Pour les besoins du tournage d’un petit film amateur, Matthias (Gabriel d’Almeida Freitas) et Maxime (Xavier Dolan) sont contraints d’échanger un baiser. Véritable déflagration, il suscite en chacun des deux amis un trouble dont le film s’efforcera de suivre la trace, en enregistrant la façon dont il ébranle les certitudes les mieux installées (l’orientation sexuelle des personnages, l’opportunité du départ prochain de Maxime en Australie). Aucune péripétie ne viendra se greffer sur ce canevas rudimentaire, le film campant sur un terrain strictement introspectif. Il s’en tient à étirer, le long de ses quelques deux heures, un ressort caractéristique du montage des réalisations de Dolan : une montée en tension (ici, la relation de plus en plus conflictuelle que Matthias entretient avec ses proches) qui trouve un terme dans une forme d’éclatement (un second baiser, fougueux), suivi d’une baisse soudaine d’énergie, actant de la déperdition passée et s’achevant dans la résignation. À l’échelle d’une scène cela donne, par exemple, pendant la nuit consécutive au premier baiser, la traversée d’un lac à la nage par Matthias, qui participe d’un besoin de défoulement ; le personnage ayant atteint la rive opposée, il n’a pas d’autre choix que de retourner à son point de départ, épuisé.

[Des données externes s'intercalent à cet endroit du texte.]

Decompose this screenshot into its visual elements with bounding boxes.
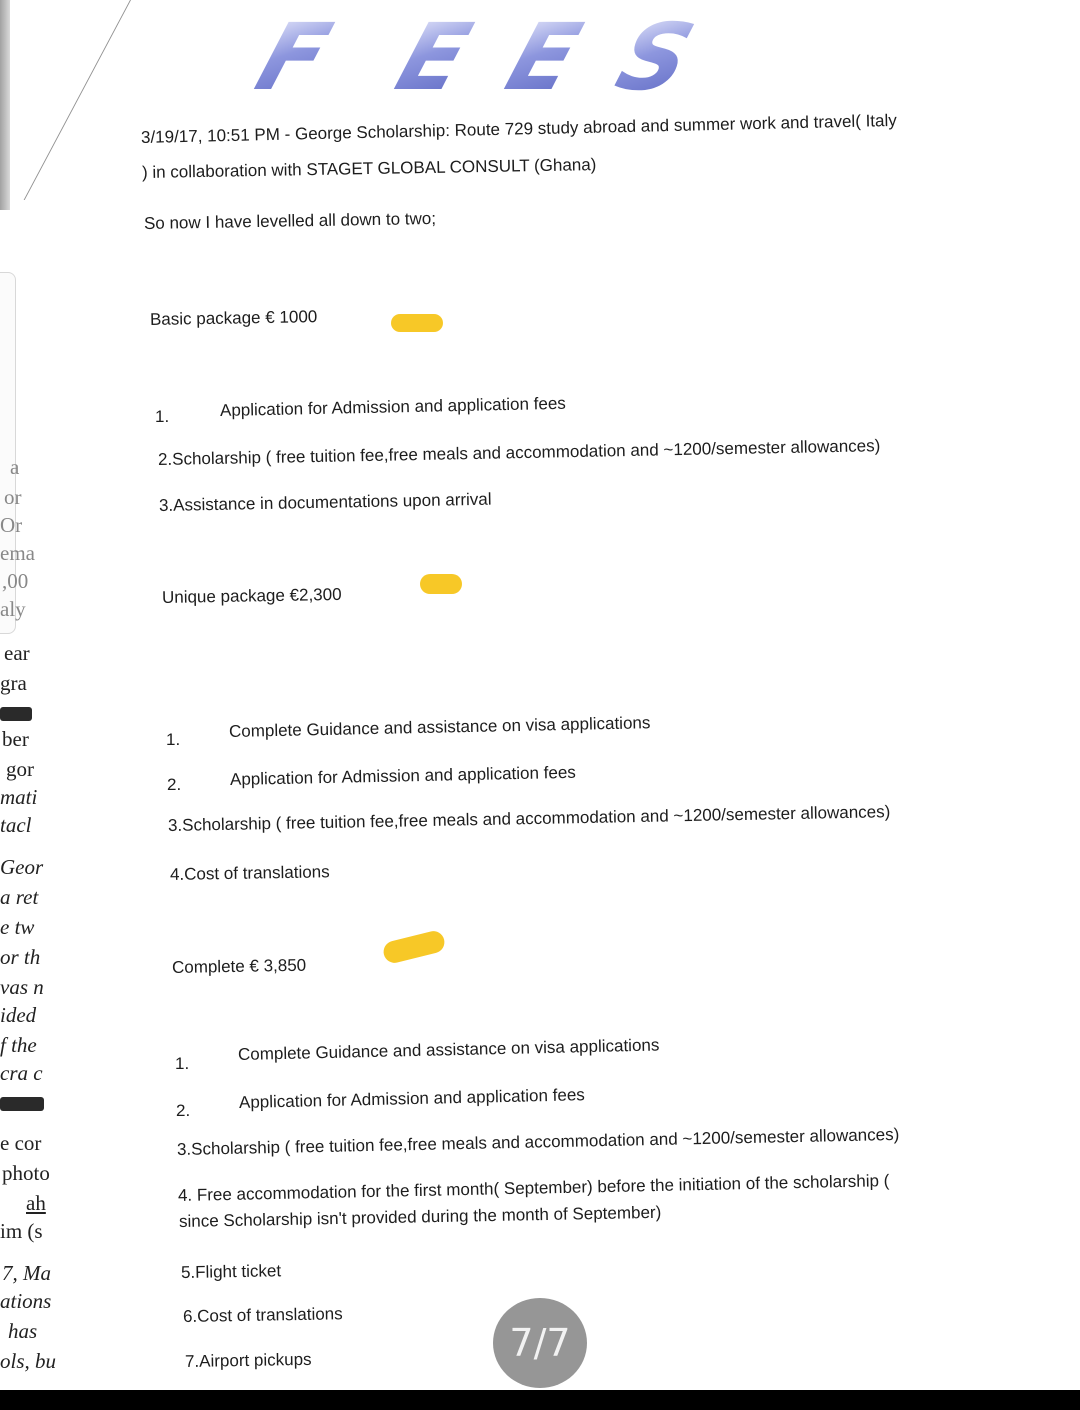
prev-text: ema [0,541,35,565]
intro-line: So now I have levelled all down to two; [143,208,437,233]
list-number: 1. [155,407,170,426]
list-number: 2. [176,1101,191,1120]
prev-text: or [4,485,22,509]
prev-text: vas n [0,975,44,999]
prev-text: ations [0,1289,52,1313]
prev-text: a ret [0,885,39,909]
intro-line: 3/19/17, 10:51 PM - George Scholarship: Route 729 study abroad and summer work and travel( Italy [140,110,897,147]
highlight-mark [420,574,462,594]
list-item: 5.Flight ticket [180,1261,282,1282]
title-letter: F [244,4,343,111]
prev-text: ided [0,1003,37,1027]
list-number: 1. [175,1054,190,1073]
prev-text: Geor [0,855,44,879]
list-item: 2.Scholarship ( free tuition fee,free meals and accommodation and ~1200/semester allowances) [157,436,881,469]
title-letter: S [604,4,706,111]
list-item: 6.Cost of translations [182,1304,343,1326]
list-item: Complete Guidance and assistance on visa applications [228,713,651,741]
list-item: since Scholarship isn't provided during the month of September) [178,1202,662,1231]
prev-text: ,00 [2,569,29,593]
prev-text: photo [2,1161,50,1185]
prev-text: gra [0,671,27,695]
prev-text: ols, bu [0,1349,57,1373]
prev-text: f the [0,1033,37,1057]
list-item: Application for Admission and application fees [229,762,577,789]
prev-text: mati [0,785,38,809]
title-letter: E [494,4,593,111]
highlight-mark [391,314,443,332]
prev-text: ear [4,641,30,665]
title-letter: E [384,4,483,111]
prev-text: tacl [0,813,32,837]
prev-text: 7, Ma [2,1261,51,1285]
list-item: Complete Guidance and assistance on visa applications [237,1035,660,1064]
prev-text: or th [0,945,41,969]
list-number: 1. [166,730,181,749]
list-number: 2. [167,775,182,794]
highlight-mark [381,929,446,965]
prev-text: Or [0,513,23,537]
prev-text: cra c [0,1061,43,1085]
prev-text: ber [2,727,29,751]
list-item: 4. Free accommodation for the first month( September) before the initiation of the scholarship ( [177,1171,890,1205]
prev-text: im (s [0,1219,43,1243]
list-item: 3.Scholarship ( free tuition fee,free meals and accommodation and ~1200/semester allowances) [167,802,891,835]
page-indicator: 7/7 [493,1298,587,1388]
package-heading: Basic package € 1000 [149,307,318,329]
system-nav-bar [0,1390,1080,1410]
list-item: 4.Cost of translations [169,862,330,884]
package-heading: Complete € 3,850 [171,955,307,977]
prev-text: e tw [0,915,35,939]
list-item: Application for Admission and application fees [238,1085,586,1112]
prev-text: aly [0,597,26,621]
intro-line: ) in collaboration with STAGET GLOBAL CONSULT (Ghana) [141,155,597,182]
prev-text: e cor [0,1131,42,1155]
prev-text: a [10,455,20,479]
list-item: 3.Scholarship ( free tuition fee,free meals and accommodation and ~1200/semester allowances) [176,1124,900,1159]
package-heading: Unique package €2,300 [161,584,342,607]
list-item: 7.Airport pickups [184,1349,312,1371]
prev-text: gor [6,757,34,781]
list-item: 3.Assistance in documentations upon arrival [158,489,492,515]
prev-text: has [8,1319,38,1343]
list-item: Application for Admission and application fees [219,393,567,420]
prev-text: ah [26,1191,46,1215]
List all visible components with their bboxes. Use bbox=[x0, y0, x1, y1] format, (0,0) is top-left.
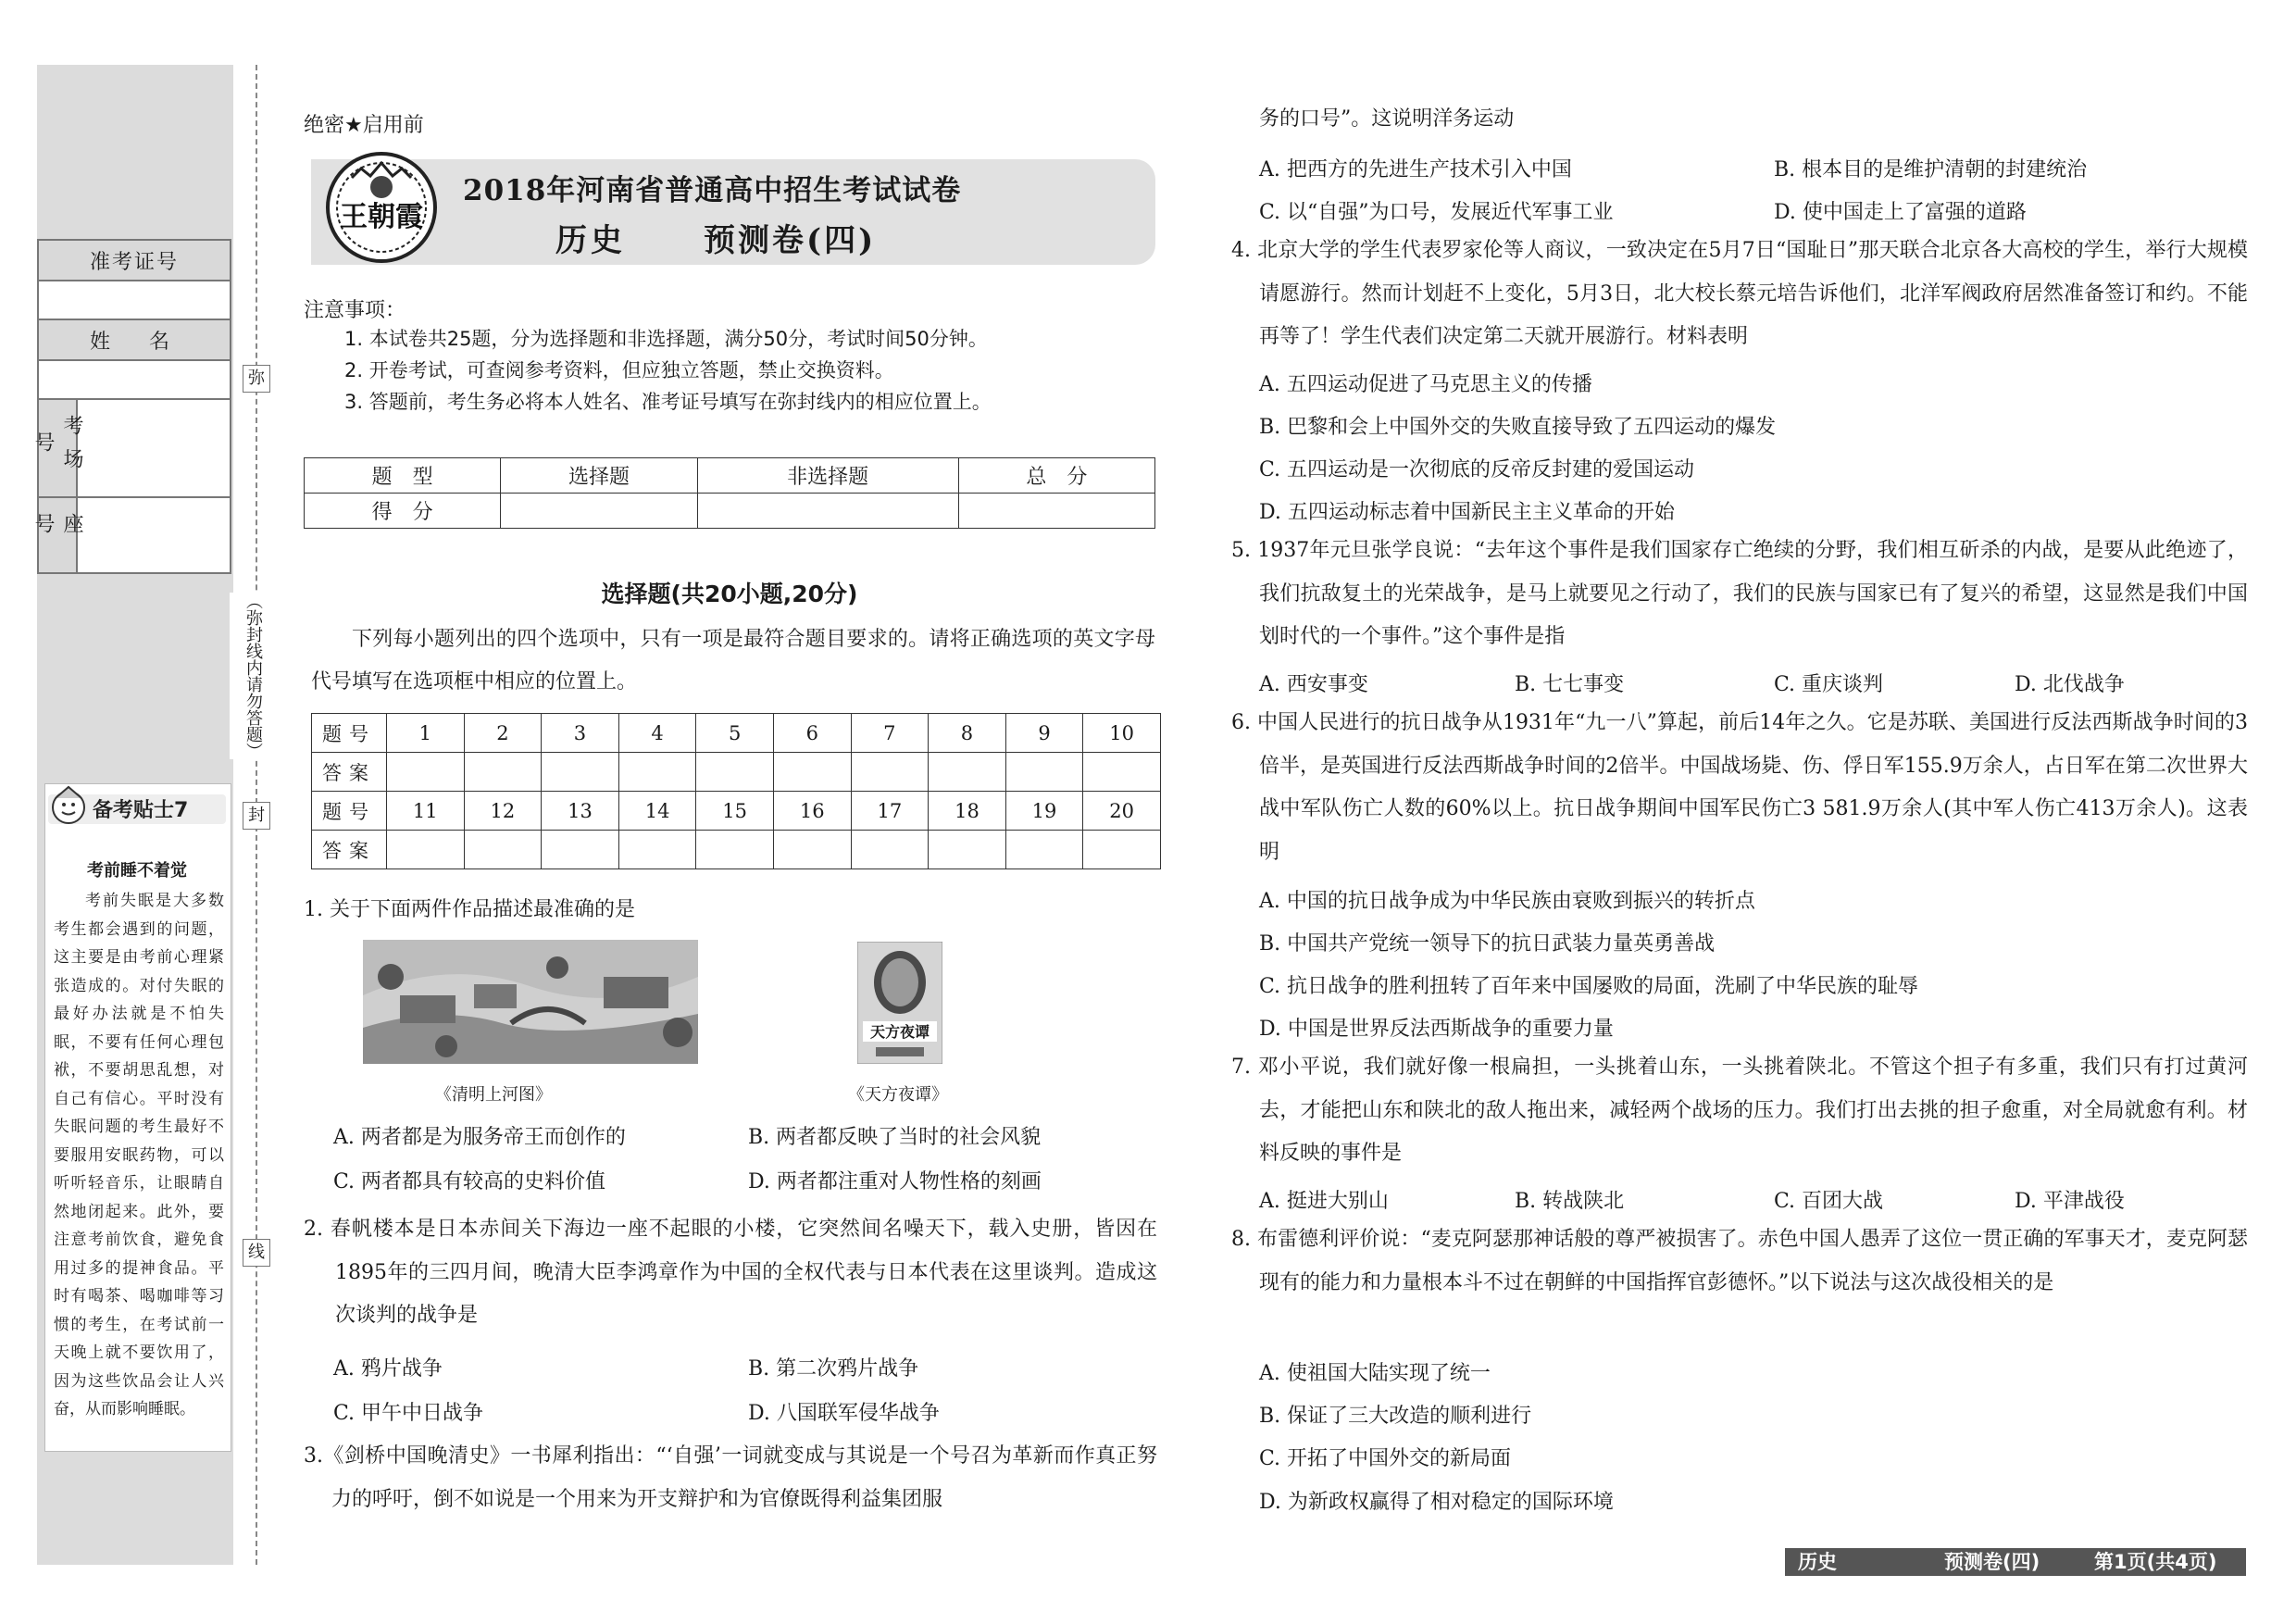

Pour autant, s’inscrivant dans la veine des films « modestes » de Xavier Dolan (tout au moins ceux qui se glissent entre deux œuvres plus ambitieuses), le film témoigne d’une certaine retenue. On sent bien que le jeune cinéaste essaie de se déprendre de ses tics d’écriture, comme les séquences « publicitaires » auxquelles on a volontiers réduit son cinéma, faisant de la poursuite de climax émotionnels un principe de mise en scène. Il s’agirait ainsi d’atteindre une forme d’épure : filmer le « naturel » des échanges entre amis ou à l’inverse la communication difficile, donner à voir les émotions qui tordent les visages (on se serait bien passé, du reste, du recours incessant à la caméra portée, avec les nombreux recadrages engendrés par l’enchaînement de gros plans). L’ennui, c’est que cette épure (toute relative) ne fait que confirmer en creux un symptôme du cinéma de Xavier Dolan : son incapacité à filmer son sujet, soit, en l’espèce, le trouble amoureux. Il lui faut nécessairement mobiliser toutes sortes d’effets qui, en redoublant l’intériorité des personnages, permettent de la rendre « visible ». Cela passe aussi bien par le floutage du milieu dans lequel évolue Matthias que par le fait de l’isoler des autres personnages en recourant à des accélérations ou des ralentis. Lorsque la jeune fille qui a réalisé le court-métrage évoqué plus haut le présente à ses parents, elle explique que ce qu’on y voit (le baiser, donc, et des plans de fleurs) sont à prendre comme des métaphores : Dolan s’adonne quant à lui à des motifs figuratifs qui viennent tantôt souligner des états d’âme (un personnage que balaient des feuilles mortes, sur une route la nuit) tantôt les incarner (une plante à laquelle Maxime jette un œil empathique). Nombre de séquences n’ont d’autre perspective que la mise en valeur de plans isolés et séducteurs.
Que reste t-il alors ? Une grande balourdise quand il s’agit d’évoquer, par exemple, le doute ressenti par Matthias quant à son orientation sexuelle (comme lorsque Dolan figure Matthias tiraillé entre la caresse d’un jeune homme sur sa joue et la poitrine dénudée d’une stripteaseuse, réunis dans un même plan).